Dada Tasarım’ın en önemli özelliğinin bir ürünün ikincisinin olmaması olduğunu ifade eden Alnıak, “Doğa nasıl aynısını üretmiyorsa, bir fabrika gibi biz de doğaya sadık kaldığımız için üretmiyoruz. Bu biricik olma hali, eşsiz olma hali de ürüne başka bir değer katıyor. Maddi değil, estetik olarak bir değer katıyor. Hediyeyi alan kişi için aynısı geçerli. O üründen dünyada sadece onda olduğunu biliyor. Biz temelinin yaratıcılık olduğu bir iş yapıyoruz. Yani temelinin ağaç oymayı bilmek, zımpara yapmayı bilmek ya da metal eşlemeyi bilmek değil yaratıcı bir süreç yaşandıktan sonra, orada her seferinde çözüm üretmek zorundayız. Mesela sabit bir verniğimiz, sabit bir yağımız, sabit bir metal işleme tekniğimiz yok. Teknik konusunda da sürekli yaratıcı olmak zorundayız. Çünkü tasarım başlangıçta yapılıyor. Sonra o tasarımın hayata geçme süreci üzerinden malzeme araştırması ve teknik araştırma yapılıyor. Bu da bir yandan zor ama bir yandan da inanılmaz derecede keyifli. Çünkü çocukluktan beri taşıdığımız o merak ve yaratıcı olmanın keyfini biz bu yaşlarda da hala yaşıyoruz. Biz burayı Çanakkale’de açtığımızda vatandaşa biraz yabancı geldi. Dünyada da çok var ama tasarım üzerinden bir dekoratif ürün ve hediyelik eşya hikâyesine girdiğimiz zaman sayı az. Ben İstanbul’a gittiğimde şaşırmıştım, yüzlerce var, hangisini gezeceğim diye düşünüyordum. Listeye bir baktım, internette yaptığım bütün araştırmalara rağmen tam 20 tane adres çıktı. Çünkü bu ürünler, çok daha ağır bir emekle üretiliyor. Keresteciden alırsınız, kesersiniz, zımparası standarttır, en fazla boyası değişir ama o boyanın cinsi ve türü bile aynıdır, sadece rengi değişir. Seri bir üretim yaparsanız başka bir süreç yaşanıyor. Bizdeki süreç de her ürün biricik, her ağaç için biricik, her taş için biricik bir tasarım çalışması yapılıyor. Sayısı çok fazla değil ama onun da getirdiği bir avantajla insanlara değişik geldik. Zaten biz de değişik bir şey ürettiğimize inanıyorduk, farklı bir şey ürettiğimize inanıyorduk. Hem dünyadaki hem Türkiye’deki farklı sanatçılardan takip ettiklerimiz oldu” dedi.

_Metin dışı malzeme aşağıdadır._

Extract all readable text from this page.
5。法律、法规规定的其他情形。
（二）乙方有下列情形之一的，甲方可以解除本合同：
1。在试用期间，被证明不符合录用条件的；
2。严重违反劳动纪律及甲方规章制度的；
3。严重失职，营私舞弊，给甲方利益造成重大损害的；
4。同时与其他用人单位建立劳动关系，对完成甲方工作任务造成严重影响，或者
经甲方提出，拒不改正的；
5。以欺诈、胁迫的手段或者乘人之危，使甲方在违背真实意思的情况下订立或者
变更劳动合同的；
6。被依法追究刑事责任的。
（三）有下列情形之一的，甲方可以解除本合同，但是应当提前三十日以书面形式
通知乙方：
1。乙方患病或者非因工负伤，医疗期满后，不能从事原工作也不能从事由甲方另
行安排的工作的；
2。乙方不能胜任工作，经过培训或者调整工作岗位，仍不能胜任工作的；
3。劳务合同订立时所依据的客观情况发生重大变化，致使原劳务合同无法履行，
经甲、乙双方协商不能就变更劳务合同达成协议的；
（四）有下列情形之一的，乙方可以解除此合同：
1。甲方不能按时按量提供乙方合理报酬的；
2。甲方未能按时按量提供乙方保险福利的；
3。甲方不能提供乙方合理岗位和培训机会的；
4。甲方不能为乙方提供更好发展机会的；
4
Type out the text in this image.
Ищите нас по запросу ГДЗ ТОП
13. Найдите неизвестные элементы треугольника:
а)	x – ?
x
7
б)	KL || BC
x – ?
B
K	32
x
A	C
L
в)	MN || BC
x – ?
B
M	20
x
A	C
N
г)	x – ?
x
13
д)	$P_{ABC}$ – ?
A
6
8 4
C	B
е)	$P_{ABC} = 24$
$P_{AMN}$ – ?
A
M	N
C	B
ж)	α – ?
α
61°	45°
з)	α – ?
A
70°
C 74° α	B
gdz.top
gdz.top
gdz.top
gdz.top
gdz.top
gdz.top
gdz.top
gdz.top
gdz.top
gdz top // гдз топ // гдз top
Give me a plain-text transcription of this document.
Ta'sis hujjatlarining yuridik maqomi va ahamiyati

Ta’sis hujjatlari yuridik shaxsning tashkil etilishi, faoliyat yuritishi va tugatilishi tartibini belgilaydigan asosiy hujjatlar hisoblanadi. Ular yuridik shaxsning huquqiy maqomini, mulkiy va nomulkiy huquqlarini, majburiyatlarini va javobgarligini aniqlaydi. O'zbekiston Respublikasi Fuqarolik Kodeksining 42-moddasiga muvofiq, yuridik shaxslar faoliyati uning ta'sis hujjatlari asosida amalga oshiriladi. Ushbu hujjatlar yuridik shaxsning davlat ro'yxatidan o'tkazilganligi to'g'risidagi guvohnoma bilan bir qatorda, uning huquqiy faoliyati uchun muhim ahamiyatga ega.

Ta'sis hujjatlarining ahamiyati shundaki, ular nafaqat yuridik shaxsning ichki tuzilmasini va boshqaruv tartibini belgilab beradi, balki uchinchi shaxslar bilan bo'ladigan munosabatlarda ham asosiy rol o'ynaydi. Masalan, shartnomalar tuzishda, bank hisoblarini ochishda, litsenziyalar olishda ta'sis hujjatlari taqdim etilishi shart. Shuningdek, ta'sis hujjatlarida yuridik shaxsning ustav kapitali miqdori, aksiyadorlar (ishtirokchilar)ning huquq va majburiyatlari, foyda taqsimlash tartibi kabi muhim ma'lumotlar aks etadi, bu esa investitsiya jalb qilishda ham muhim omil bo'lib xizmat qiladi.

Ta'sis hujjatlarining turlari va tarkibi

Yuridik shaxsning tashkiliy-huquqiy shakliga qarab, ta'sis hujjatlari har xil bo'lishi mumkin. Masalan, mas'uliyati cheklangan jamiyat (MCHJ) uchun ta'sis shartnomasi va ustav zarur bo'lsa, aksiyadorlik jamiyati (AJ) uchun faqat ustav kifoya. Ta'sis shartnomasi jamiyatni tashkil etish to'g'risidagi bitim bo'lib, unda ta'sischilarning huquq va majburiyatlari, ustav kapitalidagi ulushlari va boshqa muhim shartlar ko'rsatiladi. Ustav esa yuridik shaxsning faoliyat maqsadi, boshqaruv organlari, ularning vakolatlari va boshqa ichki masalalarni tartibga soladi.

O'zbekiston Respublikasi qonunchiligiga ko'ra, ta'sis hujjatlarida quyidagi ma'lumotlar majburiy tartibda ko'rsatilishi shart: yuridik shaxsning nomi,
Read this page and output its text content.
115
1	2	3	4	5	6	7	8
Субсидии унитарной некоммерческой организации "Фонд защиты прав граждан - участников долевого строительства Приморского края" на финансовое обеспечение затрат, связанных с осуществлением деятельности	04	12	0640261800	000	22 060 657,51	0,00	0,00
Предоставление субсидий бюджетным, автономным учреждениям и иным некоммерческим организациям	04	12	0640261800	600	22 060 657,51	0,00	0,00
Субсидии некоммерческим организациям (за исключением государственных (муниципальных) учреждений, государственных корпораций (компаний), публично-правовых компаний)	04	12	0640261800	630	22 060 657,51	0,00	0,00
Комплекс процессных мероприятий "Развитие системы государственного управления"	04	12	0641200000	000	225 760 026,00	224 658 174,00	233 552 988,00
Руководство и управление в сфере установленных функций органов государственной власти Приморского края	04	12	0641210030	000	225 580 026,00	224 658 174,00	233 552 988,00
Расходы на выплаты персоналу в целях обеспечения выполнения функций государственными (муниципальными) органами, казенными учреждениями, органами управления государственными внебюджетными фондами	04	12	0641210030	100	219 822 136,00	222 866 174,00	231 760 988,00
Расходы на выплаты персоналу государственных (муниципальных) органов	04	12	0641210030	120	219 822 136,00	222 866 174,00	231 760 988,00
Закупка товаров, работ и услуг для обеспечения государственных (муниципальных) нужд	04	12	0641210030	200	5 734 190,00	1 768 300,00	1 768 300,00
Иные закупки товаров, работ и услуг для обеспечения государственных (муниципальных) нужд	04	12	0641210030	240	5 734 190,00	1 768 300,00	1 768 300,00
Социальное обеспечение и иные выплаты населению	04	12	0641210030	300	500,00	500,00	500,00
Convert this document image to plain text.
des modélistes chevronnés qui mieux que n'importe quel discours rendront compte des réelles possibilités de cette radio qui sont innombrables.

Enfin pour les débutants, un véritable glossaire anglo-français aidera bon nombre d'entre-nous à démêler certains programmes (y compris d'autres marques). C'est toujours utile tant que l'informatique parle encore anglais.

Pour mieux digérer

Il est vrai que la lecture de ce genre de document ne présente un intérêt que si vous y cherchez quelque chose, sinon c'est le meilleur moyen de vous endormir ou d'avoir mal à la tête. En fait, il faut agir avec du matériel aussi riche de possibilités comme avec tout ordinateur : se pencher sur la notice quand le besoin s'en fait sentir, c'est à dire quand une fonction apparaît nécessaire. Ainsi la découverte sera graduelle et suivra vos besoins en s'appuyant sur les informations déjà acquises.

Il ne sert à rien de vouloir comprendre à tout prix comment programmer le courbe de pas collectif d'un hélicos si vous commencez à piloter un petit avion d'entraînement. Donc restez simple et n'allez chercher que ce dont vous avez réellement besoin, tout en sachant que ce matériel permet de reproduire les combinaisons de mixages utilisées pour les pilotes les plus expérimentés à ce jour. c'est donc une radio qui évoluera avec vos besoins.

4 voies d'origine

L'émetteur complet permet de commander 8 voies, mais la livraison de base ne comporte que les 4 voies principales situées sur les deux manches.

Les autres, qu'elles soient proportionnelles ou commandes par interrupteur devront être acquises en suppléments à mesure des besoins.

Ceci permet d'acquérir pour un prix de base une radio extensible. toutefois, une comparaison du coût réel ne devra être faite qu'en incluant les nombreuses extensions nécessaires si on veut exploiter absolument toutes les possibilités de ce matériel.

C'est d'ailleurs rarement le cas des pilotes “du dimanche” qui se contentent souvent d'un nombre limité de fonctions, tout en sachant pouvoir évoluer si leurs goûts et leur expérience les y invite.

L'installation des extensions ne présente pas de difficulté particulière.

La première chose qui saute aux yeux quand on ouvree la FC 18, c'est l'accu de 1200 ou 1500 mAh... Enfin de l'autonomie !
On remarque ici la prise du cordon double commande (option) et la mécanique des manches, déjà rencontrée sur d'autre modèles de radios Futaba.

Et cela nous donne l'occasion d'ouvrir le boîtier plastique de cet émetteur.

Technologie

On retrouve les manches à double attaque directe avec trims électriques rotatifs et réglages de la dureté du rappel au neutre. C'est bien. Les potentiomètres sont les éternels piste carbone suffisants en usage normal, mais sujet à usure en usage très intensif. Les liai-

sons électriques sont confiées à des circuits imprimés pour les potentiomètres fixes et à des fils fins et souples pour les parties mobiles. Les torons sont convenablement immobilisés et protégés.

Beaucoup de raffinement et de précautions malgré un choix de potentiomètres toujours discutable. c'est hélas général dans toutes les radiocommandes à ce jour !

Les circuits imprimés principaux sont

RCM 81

“Burada sohbet ederek alışveriş yapılıyor”
Alnıak, Dada Tasarım ile ilgili bilgilendirmelerine; “Buradaki farklılığın ortaya çıkması da insanlarda bir memnuniyet yarattı. Bir şey aldıkları zaman, eşsiz olduğunu bilmek onlara da bir keyif verdi. Aynı zamanda ağırlıklı doğal malzeme ile çalıştığımız için, doğal malzemenin bir güzelliği de ortama bir sıcaklık katması. Bir sanat eseri değil bir işlevi olması gerekiyor. İşlev olarak da insanların hayatlarına hem keyif hem bir kolaylık kattığı için açıkçası aldığımız bu tepkilerden, gördüğümüz ilgiden memnunuz. Ekonomik süreç sonradan gelen bir şey, ekonomi bazen beğeni ile doğru orantılı olamayabiliyor. Biz bu işi severek, keyif alarak yaptığımız için çok büyük beklentiler için üretmiyoruz. Zaten o şekilde üretsek, bu iş fabrikasyon dediğimiz bir hale girecek ve dolayısıyla biz de bu kadar keyif almayacağız. O beğeni bizi mutlu ediyor açıkçası, giderek de artacağına inanıyoruz. Bizim de giderek kapasitemiz ve çeşidimiz artıyor. Zamanla daha farklı ürünler üretiyoruz. İlk masa lambasını yaptığımda, ‘o duyu oraya nasıl koyacağım?’, ‘O ağacın içine nasıl monte olacak?’ diye günlerce düşünmüştüm. Şimdi artık onun farklısını nasıl yaparım, dünyada neler var, nasıl farklı ampuller var ya da elektrik sistemi var buna bakıyoruz. Biz başka malzemeleri nasıl aydınlatmaya dönüştürebiliriz, aynaya dönüştürebiliriz diye artık bunları düşünmekteyiz. Bu sürekli yeni ürün olması, sürekli yeniliğin, faklılığın olması da insanların beğenmesine sebebiyet veriyor ve o yüzden genelde burada sohbet ederek alışveriş yapılıyor. Yani herhangi bir mobilyacıdaki gibi, fiyat, taksit imkanı ve nakliyesi gibi konular en son konuşuluyor aslında. Biz burada müşterilerimiz ile o ürün üzerinden hikayemizi, ihtiyaçlarımızı, hayallerimizi paylaşıyoruz” ifadeleri ile son verdi…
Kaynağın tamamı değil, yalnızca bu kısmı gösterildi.